«
Ils sont encore en cet heureux point, de ne désirer qu'autant que leurs
nécessités naturelles leur ordonnent ; tout ce qui est au-delà est
superflu pour eux, ils s'entr'appellent généralement, ceux de même âge,
frères ; enfants, ceux qui sont au-dessous ; et les vieillards sont
pères à tous les autres.
Ceux-ci laissent à leurs héritiers en commun cette possession de biens
indivis, sans autre titre que celui tout pur que nature donne à ses
créatures, les produisant au monde.
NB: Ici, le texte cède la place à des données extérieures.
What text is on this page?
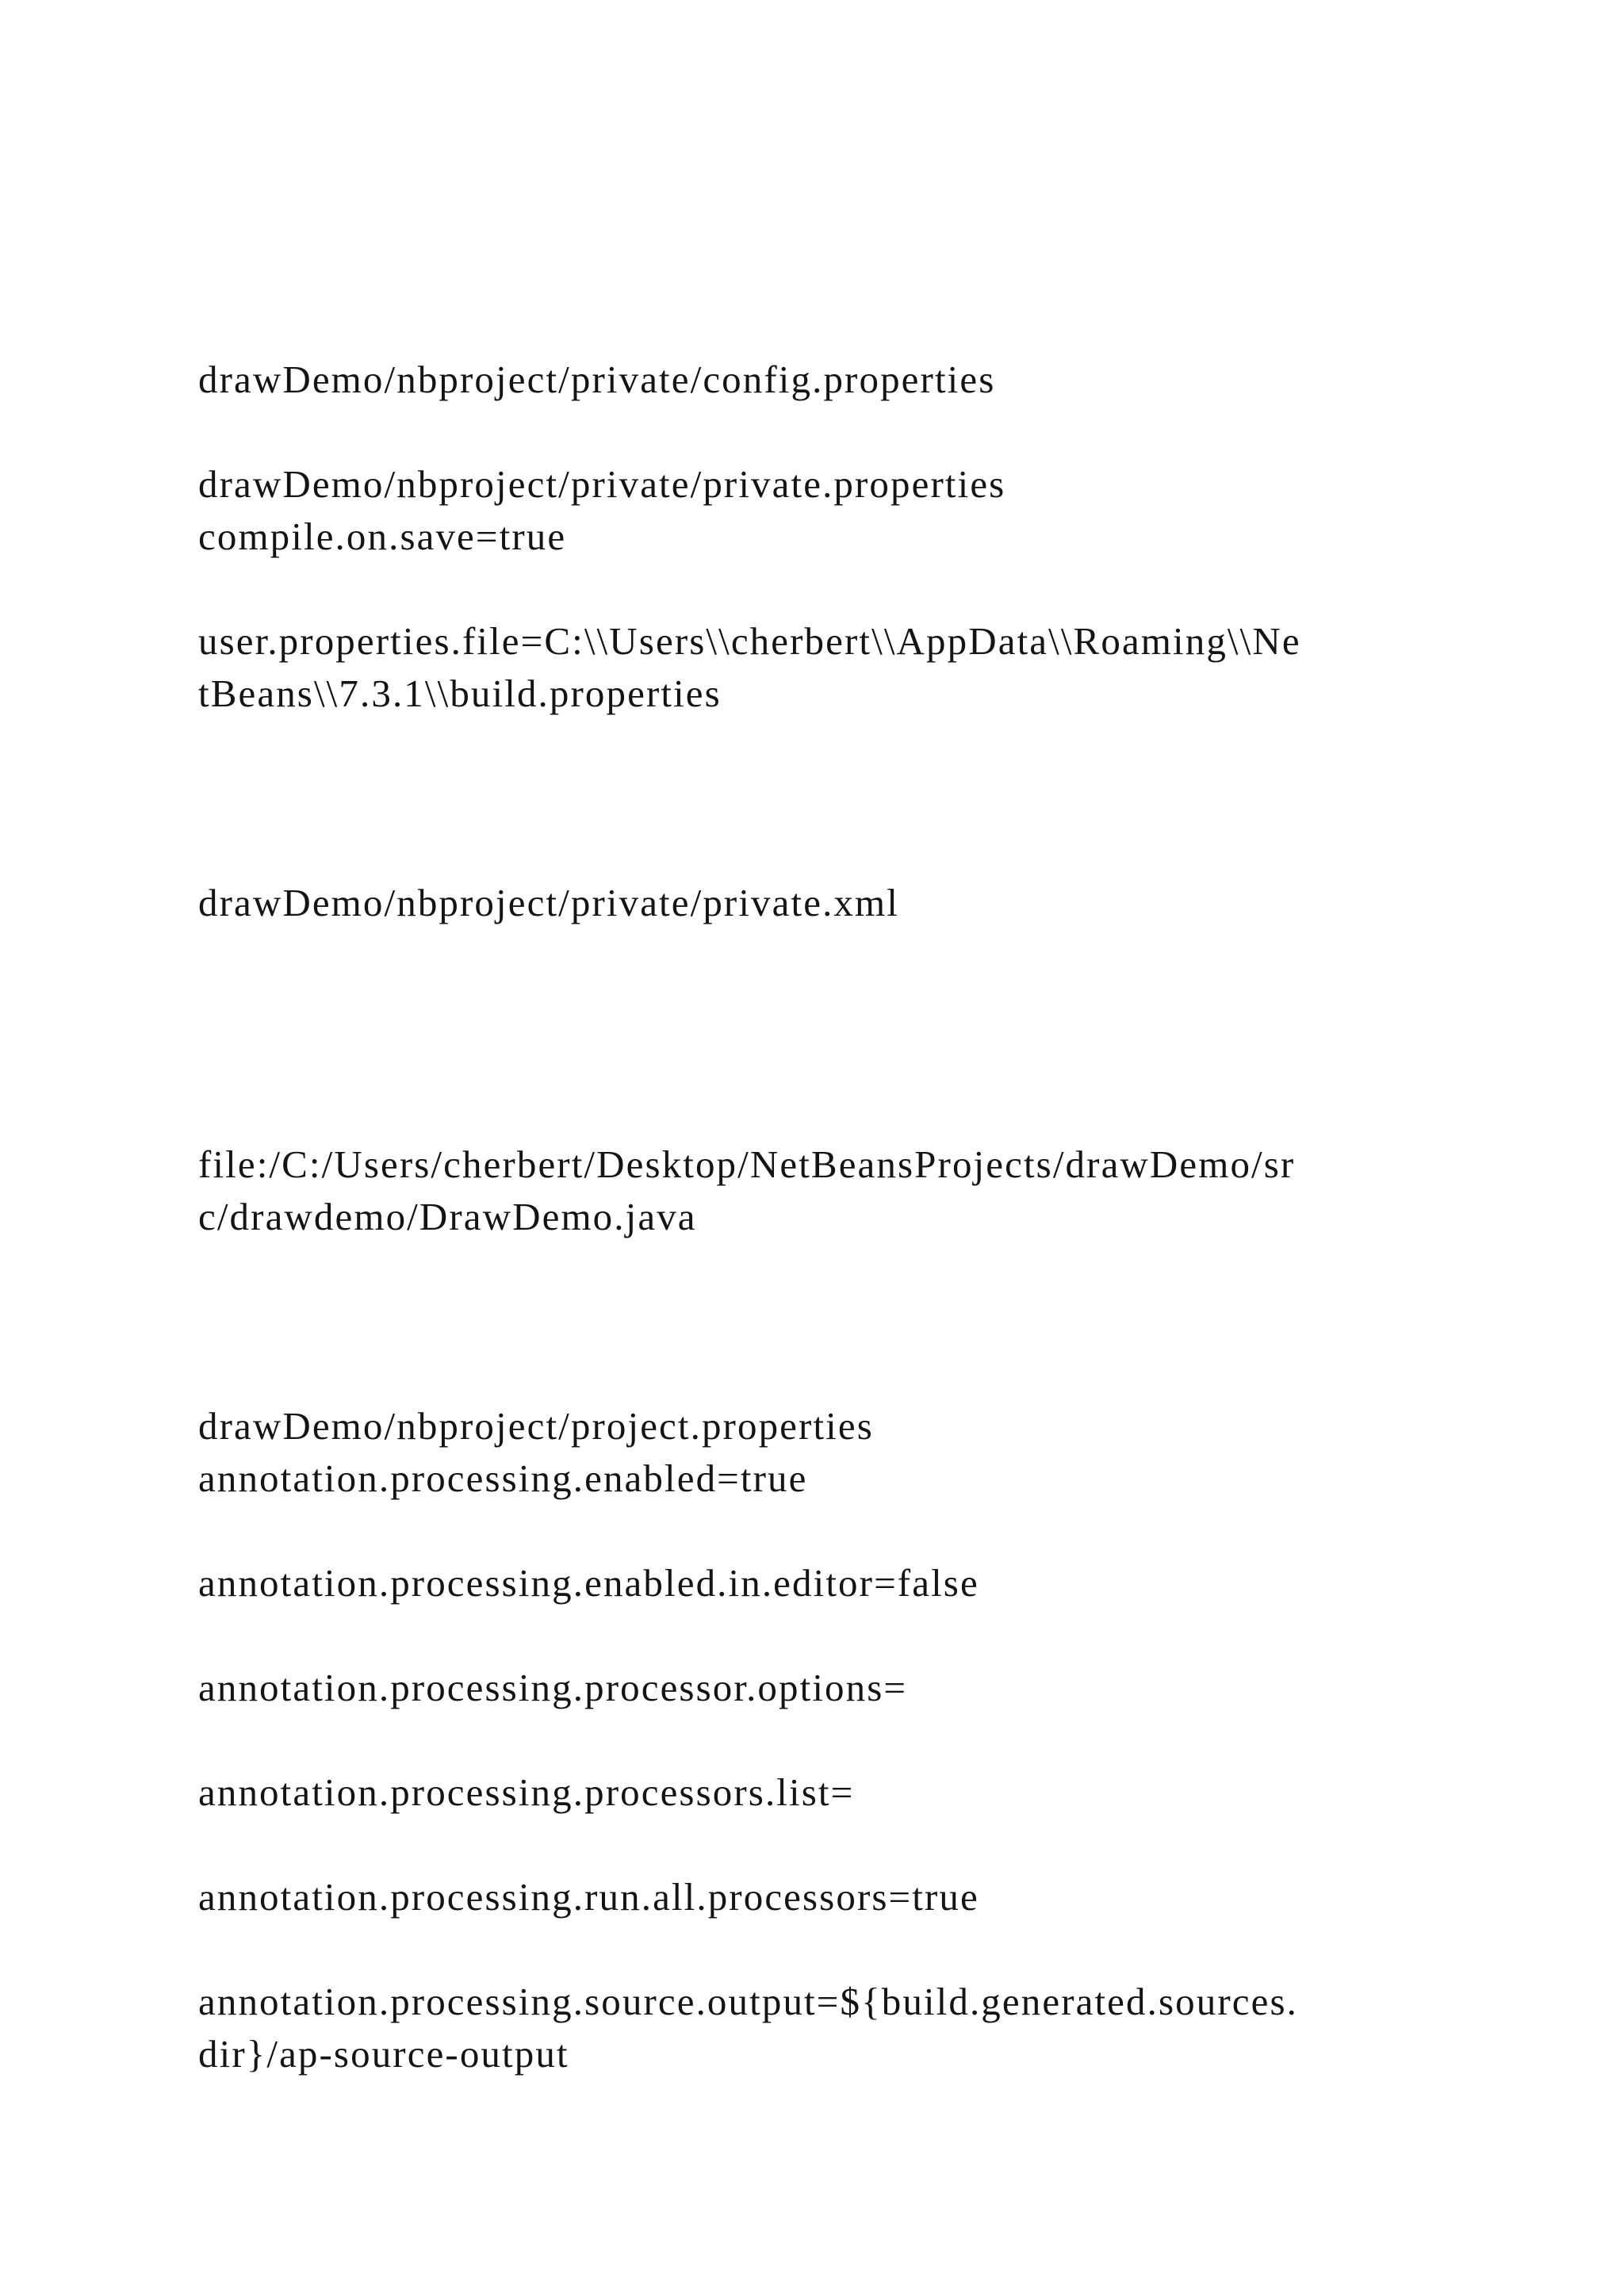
drawDemo/nbproject/private/config.properties

drawDemo/nbproject/private/private.properties

compile.on.save=true

user.properties.file=C:\\Users\\cherbert\\AppData\\Roaming\\Ne

tBeans\\7.3.1\\build.properties

drawDemo/nbproject/private/private.xml

file:/C:/Users/cherbert/Desktop/NetBeansProjects/drawDemo/sr

c/drawdemo/DrawDemo.java

drawDemo/nbproject/project.properties

annotation.processing.enabled=true

annotation.processing.enabled.in.editor=false

annotation.processing.processor.options=

annotation.processing.processors.list=

annotation.processing.run.all.processors=true

annotation.processing.source.output=${build.generated.sources.

dir}/ap-source-output
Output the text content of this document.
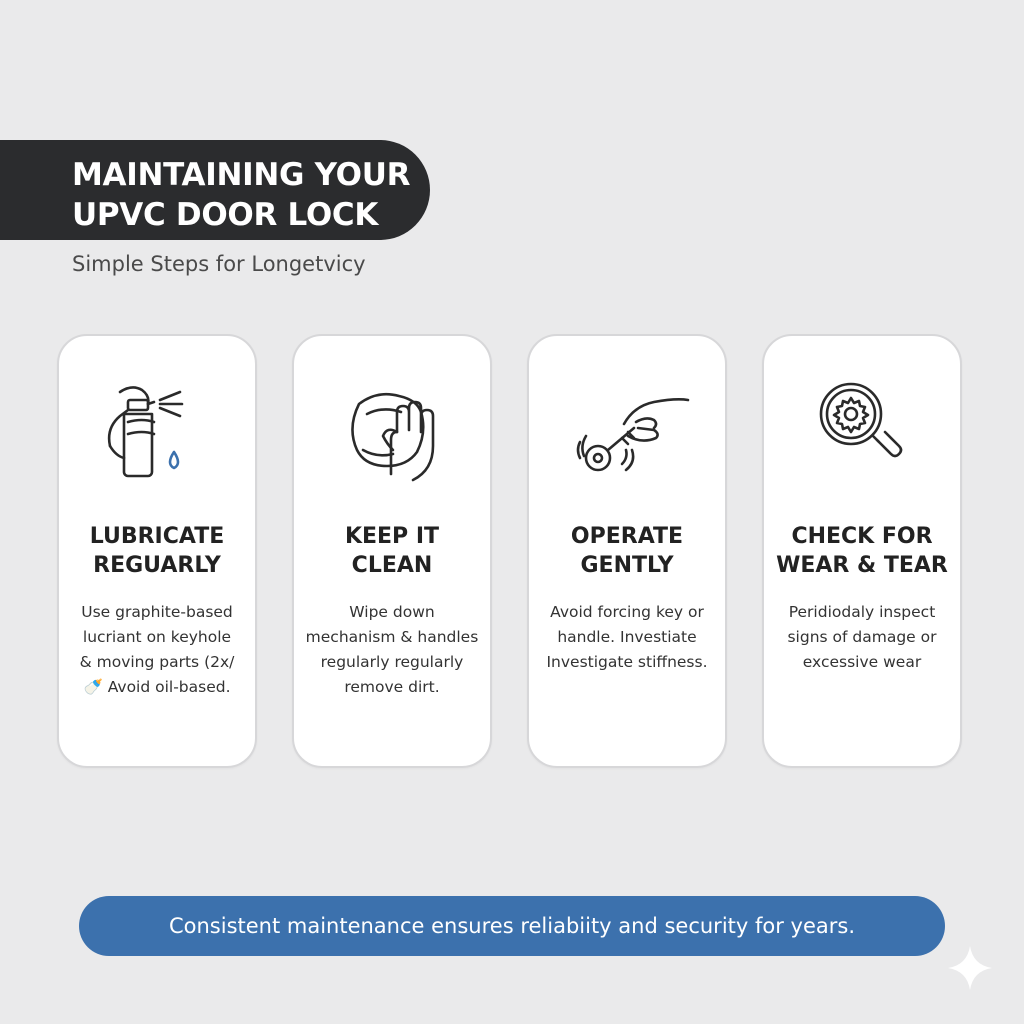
MAINTAINING YOUR
UPVC DOOR LOCK
Simple Steps for Longetvicy
LUBRICATE
REGUARLY
Use graphite-based
lucriant on keyhole
& moving parts (2x/
🍼 Avoid oil-based.
KEEP IT
CLEAN
Wipe down
mechanism & handles
regularly regularly
remove dirt.
OPERATE
GENTLY
Avoid forcing key or
handle. Investiate
Investigate stiffness.
CHECK FOR
WEAR & TEAR
Peridiodaly inspect
signs of damage or
excessive wear
Consistent maintenance ensures reliabiity and security for years.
Si leurs voisins passent les
montagnes pour les venir assaillir, et qu'ils emportent la victoire sur
eux, l'acquêt du victorieux, c'est la gloire, et l'avantage d'être
demeuré maître en valeur et en vertu ; car autrement ils n'ont que faire
des biens des vaincus, et s'en retournent à leur pays, où ils n'ont
faute d'aucune chose nécessaire, ni faute encore de cette grande partie,
de savoir heureusement jouir de leur condition et s'en contenter. »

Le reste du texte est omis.